Do you know the finished cost of an individual mail piece produced by your organization?
Not many organizations do. This is understandable given how many costs go into producing a piece of mail, from paper and printing, to labor and equipment, to postage.
On top of these basic costs, there are also many “hidden costs” that can drive up your expenditures on mail production. Understanding these costs is essential for any organization looking to reduce their mailing spend.
So what are these hidden costs and how can you save on them?
Manual labor is a big one, accounting for 10-15% of the finished cost of a mail piece. The challenge with manual labor is that it is highly variable and difficult to apportion, making it hard to know where to look for savings. Any process that can be automated offers a chance to achieve greater cost certainty and greater savings.
The USPS is in the process of implementing sweeping changes to their rates and service levels, all of which have the potential to drive up your mailing costs. In some cases, the actual postage costs have gone up, leading to a direct increase in the cost of a finished piece. Less obvious increases stem from the closure of processing facilities, which have the potential to increase indirect costs, like transportation, since many will have to transport (i.e. truck) their mail further away, to have it processed. Understanding the full impact of the USPS changes on your mailing operation is essential to avoiding increased mail costs.
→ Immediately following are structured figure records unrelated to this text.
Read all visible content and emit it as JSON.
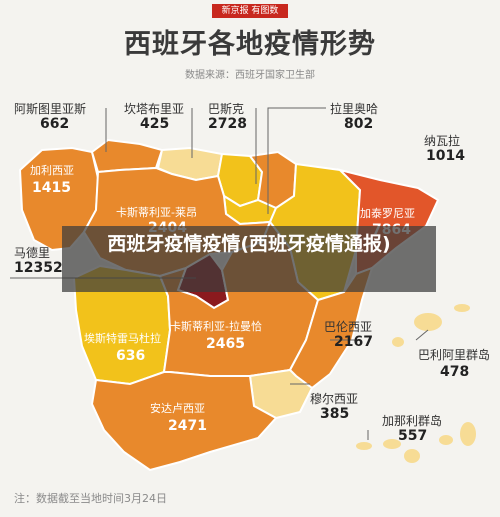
{
  "header": {
    "logo_text": "新京报 有图数",
    "title": "西班牙各地疫情形势",
    "source": "数据来源：西班牙国家卫生部"
  },
  "regions": {
    "asturias": {
      "name": "阿斯图里亚斯",
      "value": "662"
    },
    "cantabria": {
      "name": "坎塔布里亚",
      "value": "425"
    },
    "basque": {
      "name": "巴斯克",
      "value": "2728"
    },
    "larioja": {
      "name": "拉里奥哈",
      "value": "802"
    },
    "navarra": {
      "name": "纳瓦拉",
      "value": "1014"
    },
    "galicia": {
      "name": "加利西亚",
      "value": "1415"
    },
    "castilla_leon": {
      "name": "卡斯蒂利亚-莱昂",
      "value": "2404"
    },
    "catalonia": {
      "name": "加泰罗尼亚",
      "value": "7864"
    },
    "madrid": {
      "name": "马德里",
      "value": "12352"
    },
    "extremadura": {
      "name": "埃斯特雷马杜拉",
      "value": "636"
    },
    "castilla_mancha": {
      "name": "卡斯蒂利亚-拉曼恰",
      "value": "2465"
    },
    "valencia": {
      "name": "巴伦西亚",
      "value": "2167"
    },
    "balearic": {
      "name": "巴利阿里群岛",
      "value": "478"
    },
    "murcia": {
      "name": "穆尔西亚",
      "value": "385"
    },
    "andalucia": {
      "name": "安达卢西亚",
      "value": "2471"
    },
    "canary": {
      "name": "加那利群岛",
      "value": "557"
    }
  },
  "overlay": {
    "banner_text": "西班牙疫情疫情(西班牙疫情通报)"
  },
  "footer": {
    "note": "注：数据截至当地时间3月24日"
  },
  "colors": {
    "high": "#8b1a1e",
    "upper": "#e2562a",
    "mid": "#e8892c",
    "low": "#f2c21b",
    "lowest": "#f7dc95"
  }
}
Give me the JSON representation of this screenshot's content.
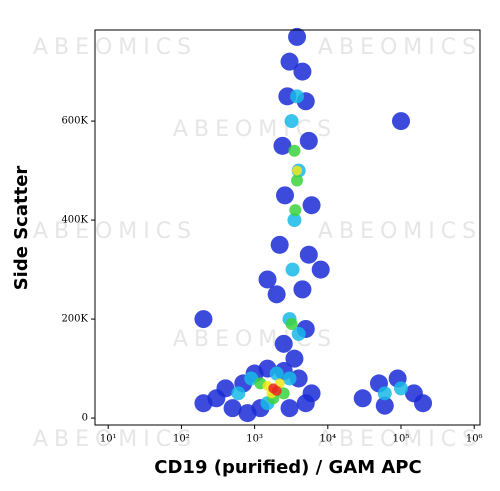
{
  "chart_data": {
    "type": "scatter",
    "xlabel": "CD19 (purified) / GAM APC",
    "ylabel": "Side Scatter",
    "watermark": "ABEOMICS",
    "xscale": "log",
    "xlim": [
      6.6,
      1200000
    ],
    "xticks": [
      {
        "value": 10,
        "label": "10¹"
      },
      {
        "value": 100,
        "label": "10²"
      },
      {
        "value": 1000,
        "label": "10³"
      },
      {
        "value": 10000,
        "label": "10⁴"
      },
      {
        "value": 100000,
        "label": "10⁵"
      },
      {
        "value": 1000000,
        "label": "10⁶"
      }
    ],
    "ylim": [
      -14000,
      784000
    ],
    "yticks": [
      0,
      {
        "value": 200000,
        "label": "200K"
      },
      {
        "value": 400000,
        "label": "400K"
      },
      {
        "value": 600000,
        "label": "600K"
      }
    ],
    "layers": [
      {
        "color": "#1a2bd6",
        "x": [
          300,
          500,
          700,
          1000,
          1500,
          2500,
          4000,
          6000,
          400,
          800,
          1200,
          3000,
          5000,
          200,
          2500,
          3500,
          5000,
          2000,
          4500,
          2200,
          5500,
          2600,
          6000,
          2400,
          5500,
          2800,
          5000,
          3000,
          4500,
          3800,
          30000,
          50000,
          90000,
          150000,
          200000,
          60000,
          1500,
          100000,
          8000,
          200
        ],
        "y": [
          40000,
          20000,
          70000,
          90000,
          100000,
          95000,
          80000,
          50000,
          60000,
          10000,
          20000,
          20000,
          30000,
          30000,
          150000,
          120000,
          180000,
          250000,
          260000,
          350000,
          330000,
          450000,
          430000,
          550000,
          560000,
          650000,
          640000,
          720000,
          700000,
          770000,
          40000,
          70000,
          80000,
          50000,
          30000,
          25000,
          280000,
          600000,
          300000,
          200000
        ]
      },
      {
        "color": "#17b8e8",
        "x": [
          600,
          900,
          1500,
          3000,
          2000,
          3000,
          4000,
          3300,
          3500,
          4000,
          3200,
          3800,
          60000,
          100000
        ],
        "y": [
          50000,
          80000,
          30000,
          80000,
          90000,
          200000,
          170000,
          300000,
          400000,
          500000,
          600000,
          650000,
          50000,
          60000
        ]
      },
      {
        "color": "#3cd23c",
        "x": [
          1200,
          2500,
          1800,
          3800,
          3500,
          3600,
          3200
        ],
        "y": [
          70000,
          50000,
          40000,
          480000,
          540000,
          420000,
          190000
        ]
      },
      {
        "color": "#f2e61a",
        "x": [
          1500,
          2200,
          1700,
          3800
        ],
        "y": [
          65000,
          70000,
          50000,
          500000
        ]
      },
      {
        "color": "#e8281e",
        "x": [
          1800,
          2000
        ],
        "y": [
          60000,
          55000
        ]
      }
    ]
  }
}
A host of hidden costs creep in when you lack proper visibility into your mailing operations. These may include: overpaying for proof of mailing services, overpaying for customer service calls to find out the status of mail pieces, reprints or re-mailing of items when you aren’t sure they were sent, and finally, failing to meet customer SLAs. Mail tracking technologies can come to the rescue here, providing firm answers and insights into inefficient processes.
Uncovering hidden mailing costs may take some time, and yet it is essential for cost reduction: if you can’t see it, you can’t save it!